Figure 7.  Modeling the subunit E/subunit G stator in the structure for the V-ATPase. The stator structures visible in the model of the Manduca V-ATPase generated by cryo-electron microscopy of single particles (Muench et al. 2009) are ∼ 160 Å long and extend from the top of the V₁ domain to the horizontal collar of density partially encircling the mid-region of the complex that contains subunit C (pdb 1U7L (Drory et al. 2004): green in the on-line version of this figure). Stators 1 (S1) and 2 (S2), labeled according to (Muench et al. 2009), are visible in the view shown. The cytoplasmic end of stator 2 has been fitted with the mixed α-helix and β-sheet (red and yellow, respectively, in the on-line version of the Figure) of the crystal structure of the C-terminal domain (residues 81-198) of the Pyrococcus homologue of subunit E (pdb code 2DM9 [Lokanath et al. 2007]). The filament-like region of stator 2 (S2), extending towards the membrane domain V₀, can accommodate the N-terminal domain of E modeled as an extended α-helix (red cylinders in the on-line version of the Figure), with a break predicted to be possible ∼ 60 Å from the membrane proximal end of the stator. The 115 residue subunit G is modeled into the stator structure principally as a single α-helical structure (blue cylinders in the on-line version of the figure) such that its N-terminal region is positioned close to the N-terminal region of E at the membrane-proximal end of the stator. In the subunit E C-terminal domain structure, the residue (Glu116) that corresponds to NtpE residue Leu115 that cross-links directly to the C-terminus of NtpF is shown in space fill (cyan in the on-line figure) and is adjacent to the C-terminal region of G, consistent with the cross-linking data from this study and published biophysical data (see main text for discussion). E and G can be equally well fitted to the other two stators. This Figure is reproduced in colour in the online version of Molecular Membrane Biology.

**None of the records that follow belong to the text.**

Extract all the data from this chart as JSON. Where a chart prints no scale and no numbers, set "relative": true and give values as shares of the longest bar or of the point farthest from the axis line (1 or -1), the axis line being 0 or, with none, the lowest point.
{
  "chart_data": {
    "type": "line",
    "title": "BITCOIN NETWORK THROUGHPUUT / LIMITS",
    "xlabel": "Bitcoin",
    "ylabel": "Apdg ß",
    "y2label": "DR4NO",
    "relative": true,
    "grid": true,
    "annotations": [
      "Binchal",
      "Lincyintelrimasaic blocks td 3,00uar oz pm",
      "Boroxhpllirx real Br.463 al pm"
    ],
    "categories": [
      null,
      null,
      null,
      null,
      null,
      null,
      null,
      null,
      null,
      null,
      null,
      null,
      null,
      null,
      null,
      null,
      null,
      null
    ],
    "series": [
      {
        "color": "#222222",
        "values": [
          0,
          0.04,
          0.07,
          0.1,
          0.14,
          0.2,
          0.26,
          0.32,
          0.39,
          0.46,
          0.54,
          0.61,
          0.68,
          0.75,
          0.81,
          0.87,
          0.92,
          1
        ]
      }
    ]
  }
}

Overall, the model of the EG stator complex in both eukaryotic and prokaryotic V-ATPases comprises two parallel α-helices of approximately equal length, likely stabilized by a coiled-coil configuration, and linked to each other at both ends before extending into a globular ‘cap’ domain that fastens the cytoplasmic end of the stator structure to the V-ATPase catalytic domain. A coiled-coil arrangement should be highly stable, and implies an inflexibility that would be inconsistent with an ‘energy storage’ role in the V-ATPase rotational mechanism. The mechanical basis for non-stoichiometric coupling between the ATPase and proton pump functions of the V-ATPase therefore remains uncertain.

Acknowledgements

We thank Ms Meital Cohen for assisting with cross-linking experiments.

Declaration of interest: This work was supported by the UK BBSRC (grant numbers 24/b14097 and BB/D016142/1). The MassPREP and MALDI instruments were funded through a BBSRC JREI (2000) award. The authors report no conflicts of interest. The authors alone are responsible for the content and writing of the paper.